Since its introduction in 2015 — and subsequent award for Best Calendar Watch at the 2016 GPHG — MB&F’s Legacy Machine (LM) Perpetual has run the gamut of case materials in its various incarnations, all of them very limited in number — rose gold, white gold, platinum, and titanium. For the latest, founder Max Büsser (the “MB”) and his talented team of “friends” (the “F”) have turned to a more classical precious metal, 18k yellow gold, pairing it with an of-the-moment blue dial for the latest 25-piece limited edition of the LM Perpetual.
Designed and developed in cooperation with Irish independent watchmaker Stephen McDonnell, the Legacy Machine Perpetual not only boasts a high-complication movement built entirely from the ground up — no base caliber, no module — but also puts its revolutionary design on full display on the dial side, ensconced beneath a large suspended balance. The manually wound, 581-part caliber in the LM Perpetual differs from traditional perpetual calendar movements in a few significant respects. Instead of using a 31-day month as the “default” and fast-forwarding through the unnecessary days in the shorter months, as is the common system, it uses a default 28-day month (as in a non-leap-year February) and adds extra days as required, thus no skipping ahead of dates, which has the potential to jam gears. Traditional perpetual calendar mechanisms can also be easily damaged if the owner makes an inadvertent adjustment while the date is changing; in MB&F’s caliber, the adjustment pushers automatically deactivate during calendar changes, so this risk is avoided.
The movement accomplishes these feats with the use of a “mechanical processor” in place of the grand levier (big lever) system more commonplace in perpetual calendar calibers, which also drives the leap-year adjustment by means of a simple quick-set pusher. The huge balance wheel oscillating on the dial side is connected to the escapement in the back via an extra-long balance staff (probably the world’s longest, according to MB&F); under that massive balance are the subdials, which appear to float above the exposed mechanisms beneath them. At 12 o’clock, framed by the arches of the balance bridge, the hours and minutes are displayed on a traditional white subdial with Roman numerals and blued hands. Moving clockwise around the dial, the three other skeletonized subdials, mounted on hidden studs, display the day of the week at 3 o’clock, the month at 6 o’clock, and the date at 9 o’clock. At 4 o’clock is an arc-shaped indicator for the watch’s 72-hour power reserve and at 7 o’clock, another indicator for the leap year, equipped with a retrograde hand.

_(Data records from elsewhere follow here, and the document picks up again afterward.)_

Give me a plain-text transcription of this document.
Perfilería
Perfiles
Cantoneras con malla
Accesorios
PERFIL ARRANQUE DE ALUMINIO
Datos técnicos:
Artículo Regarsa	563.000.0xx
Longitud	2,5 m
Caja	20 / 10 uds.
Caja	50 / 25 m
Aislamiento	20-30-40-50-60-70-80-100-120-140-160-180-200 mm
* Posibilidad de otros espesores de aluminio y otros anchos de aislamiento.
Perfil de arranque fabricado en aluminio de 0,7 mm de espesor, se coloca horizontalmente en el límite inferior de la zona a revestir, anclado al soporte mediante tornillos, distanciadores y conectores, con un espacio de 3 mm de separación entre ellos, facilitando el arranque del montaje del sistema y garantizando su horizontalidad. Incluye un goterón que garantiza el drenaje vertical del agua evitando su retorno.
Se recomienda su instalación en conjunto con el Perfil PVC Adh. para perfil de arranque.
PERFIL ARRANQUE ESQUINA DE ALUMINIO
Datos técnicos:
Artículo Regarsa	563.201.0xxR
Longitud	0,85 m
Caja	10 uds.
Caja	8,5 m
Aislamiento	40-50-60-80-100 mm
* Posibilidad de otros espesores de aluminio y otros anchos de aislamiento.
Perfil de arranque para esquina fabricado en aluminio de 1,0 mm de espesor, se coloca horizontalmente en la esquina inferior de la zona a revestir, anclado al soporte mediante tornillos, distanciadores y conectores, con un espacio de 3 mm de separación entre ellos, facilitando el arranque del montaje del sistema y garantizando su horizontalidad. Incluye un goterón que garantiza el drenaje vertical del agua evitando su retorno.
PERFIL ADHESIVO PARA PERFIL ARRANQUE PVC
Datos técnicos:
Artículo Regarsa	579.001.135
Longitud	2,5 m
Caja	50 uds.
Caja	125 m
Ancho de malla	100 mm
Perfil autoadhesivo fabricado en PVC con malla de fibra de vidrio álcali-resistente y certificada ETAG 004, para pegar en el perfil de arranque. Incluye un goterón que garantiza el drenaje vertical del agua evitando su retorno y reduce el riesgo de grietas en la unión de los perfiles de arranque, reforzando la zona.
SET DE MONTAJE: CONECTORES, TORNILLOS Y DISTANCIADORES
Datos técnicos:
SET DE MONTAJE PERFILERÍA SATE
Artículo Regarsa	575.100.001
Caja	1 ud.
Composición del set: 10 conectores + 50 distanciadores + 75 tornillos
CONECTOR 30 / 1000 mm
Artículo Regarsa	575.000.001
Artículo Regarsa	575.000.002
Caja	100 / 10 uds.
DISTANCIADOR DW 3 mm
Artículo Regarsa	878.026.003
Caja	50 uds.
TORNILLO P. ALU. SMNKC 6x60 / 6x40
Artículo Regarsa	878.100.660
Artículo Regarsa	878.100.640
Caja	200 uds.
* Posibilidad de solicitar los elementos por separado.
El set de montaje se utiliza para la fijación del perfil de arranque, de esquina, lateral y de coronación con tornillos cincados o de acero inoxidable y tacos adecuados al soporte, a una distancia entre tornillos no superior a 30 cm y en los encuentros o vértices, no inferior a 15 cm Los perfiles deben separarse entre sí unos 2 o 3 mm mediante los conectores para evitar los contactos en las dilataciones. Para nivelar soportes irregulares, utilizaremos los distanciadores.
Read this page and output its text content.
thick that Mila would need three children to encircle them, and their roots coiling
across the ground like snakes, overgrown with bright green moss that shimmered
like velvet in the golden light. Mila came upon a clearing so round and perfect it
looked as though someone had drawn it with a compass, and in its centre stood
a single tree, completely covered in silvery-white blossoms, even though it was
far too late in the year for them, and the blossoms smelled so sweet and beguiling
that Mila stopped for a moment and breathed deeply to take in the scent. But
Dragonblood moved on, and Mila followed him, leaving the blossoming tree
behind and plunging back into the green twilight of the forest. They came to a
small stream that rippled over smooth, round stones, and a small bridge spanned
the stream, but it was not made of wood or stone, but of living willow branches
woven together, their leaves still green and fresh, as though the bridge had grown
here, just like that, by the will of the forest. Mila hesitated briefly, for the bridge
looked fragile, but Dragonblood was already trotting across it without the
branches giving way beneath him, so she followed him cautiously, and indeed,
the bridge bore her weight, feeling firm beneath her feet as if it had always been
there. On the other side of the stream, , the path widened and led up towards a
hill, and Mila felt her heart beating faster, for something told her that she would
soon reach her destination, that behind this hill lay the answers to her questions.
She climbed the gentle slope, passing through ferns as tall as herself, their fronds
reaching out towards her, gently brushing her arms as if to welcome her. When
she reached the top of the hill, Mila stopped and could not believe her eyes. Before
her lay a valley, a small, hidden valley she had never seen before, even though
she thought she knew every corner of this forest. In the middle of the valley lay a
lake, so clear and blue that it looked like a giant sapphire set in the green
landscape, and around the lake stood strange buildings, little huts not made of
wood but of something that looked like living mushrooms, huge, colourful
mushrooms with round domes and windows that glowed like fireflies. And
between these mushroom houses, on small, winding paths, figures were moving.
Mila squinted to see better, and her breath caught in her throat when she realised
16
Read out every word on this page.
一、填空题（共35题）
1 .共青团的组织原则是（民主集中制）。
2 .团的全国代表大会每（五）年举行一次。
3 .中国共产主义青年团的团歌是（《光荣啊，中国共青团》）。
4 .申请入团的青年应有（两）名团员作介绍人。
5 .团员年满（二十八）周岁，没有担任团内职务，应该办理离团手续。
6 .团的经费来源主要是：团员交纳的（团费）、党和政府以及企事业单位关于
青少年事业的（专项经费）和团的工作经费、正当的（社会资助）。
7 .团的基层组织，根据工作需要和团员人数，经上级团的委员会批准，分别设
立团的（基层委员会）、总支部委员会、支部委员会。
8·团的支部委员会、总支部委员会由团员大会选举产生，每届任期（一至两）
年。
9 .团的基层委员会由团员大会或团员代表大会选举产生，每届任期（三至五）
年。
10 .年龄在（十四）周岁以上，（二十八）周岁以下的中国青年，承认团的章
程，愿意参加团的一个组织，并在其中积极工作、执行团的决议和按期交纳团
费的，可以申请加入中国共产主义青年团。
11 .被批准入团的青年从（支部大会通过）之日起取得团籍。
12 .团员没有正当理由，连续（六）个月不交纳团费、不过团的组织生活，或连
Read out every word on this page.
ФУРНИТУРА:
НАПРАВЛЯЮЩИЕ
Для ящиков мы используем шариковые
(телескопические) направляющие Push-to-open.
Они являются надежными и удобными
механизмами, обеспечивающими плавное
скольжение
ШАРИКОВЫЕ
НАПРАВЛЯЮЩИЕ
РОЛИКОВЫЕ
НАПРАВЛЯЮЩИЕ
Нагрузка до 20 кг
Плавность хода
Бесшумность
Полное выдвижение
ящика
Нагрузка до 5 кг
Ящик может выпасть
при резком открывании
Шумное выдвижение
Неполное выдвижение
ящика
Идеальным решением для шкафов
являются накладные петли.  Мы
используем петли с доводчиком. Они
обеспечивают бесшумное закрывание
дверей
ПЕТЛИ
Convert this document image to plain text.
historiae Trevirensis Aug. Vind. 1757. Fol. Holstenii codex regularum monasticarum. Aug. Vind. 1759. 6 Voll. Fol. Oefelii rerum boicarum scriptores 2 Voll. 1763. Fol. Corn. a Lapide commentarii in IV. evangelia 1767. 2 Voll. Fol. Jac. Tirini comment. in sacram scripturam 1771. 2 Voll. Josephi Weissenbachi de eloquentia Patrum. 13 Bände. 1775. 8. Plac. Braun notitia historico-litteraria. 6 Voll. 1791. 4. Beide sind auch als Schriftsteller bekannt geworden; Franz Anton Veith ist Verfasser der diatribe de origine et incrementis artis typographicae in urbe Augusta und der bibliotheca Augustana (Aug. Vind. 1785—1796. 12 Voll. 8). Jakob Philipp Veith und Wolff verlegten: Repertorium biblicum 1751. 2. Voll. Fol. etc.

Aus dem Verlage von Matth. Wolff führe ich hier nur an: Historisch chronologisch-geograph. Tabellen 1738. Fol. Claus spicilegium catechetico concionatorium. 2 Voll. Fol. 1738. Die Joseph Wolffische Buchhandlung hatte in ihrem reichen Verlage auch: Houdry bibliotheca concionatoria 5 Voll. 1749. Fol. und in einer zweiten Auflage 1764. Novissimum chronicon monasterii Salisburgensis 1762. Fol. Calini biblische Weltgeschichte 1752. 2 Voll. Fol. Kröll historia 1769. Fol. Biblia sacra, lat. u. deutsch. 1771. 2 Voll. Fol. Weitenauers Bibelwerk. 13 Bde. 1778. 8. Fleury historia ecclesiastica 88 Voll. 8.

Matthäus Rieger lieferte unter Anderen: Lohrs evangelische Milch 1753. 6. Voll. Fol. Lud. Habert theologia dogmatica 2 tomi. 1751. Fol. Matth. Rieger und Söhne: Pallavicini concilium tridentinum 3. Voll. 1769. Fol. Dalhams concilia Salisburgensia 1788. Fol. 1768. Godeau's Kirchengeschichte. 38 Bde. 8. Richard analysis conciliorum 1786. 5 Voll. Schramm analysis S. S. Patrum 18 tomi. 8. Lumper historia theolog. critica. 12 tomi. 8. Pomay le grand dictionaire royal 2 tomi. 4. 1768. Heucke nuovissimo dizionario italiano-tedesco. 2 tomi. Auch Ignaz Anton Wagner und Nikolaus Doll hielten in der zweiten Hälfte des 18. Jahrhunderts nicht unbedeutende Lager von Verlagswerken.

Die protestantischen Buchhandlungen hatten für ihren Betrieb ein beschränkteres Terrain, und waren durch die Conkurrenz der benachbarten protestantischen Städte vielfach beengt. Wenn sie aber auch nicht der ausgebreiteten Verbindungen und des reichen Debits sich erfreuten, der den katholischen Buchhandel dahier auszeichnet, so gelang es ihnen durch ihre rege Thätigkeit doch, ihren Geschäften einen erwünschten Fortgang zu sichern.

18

The back of the 44-mm-diameter, 3N yellow gold case has a sapphire exhibition window, with the same nonreflective coating as the front crystal, offering a view of the movement’s rear side, notably its double mainspring barrels and the haute horlogerie decorations on its bridges, including côtes de Genève, polished bevels and angles, and hand-made engravings. The case — itself comprising no less than 69 parts — is mounted on a hand-stitched alligator strap with a yellow-gold folding buckle. Its U.S. retail price is $167,000.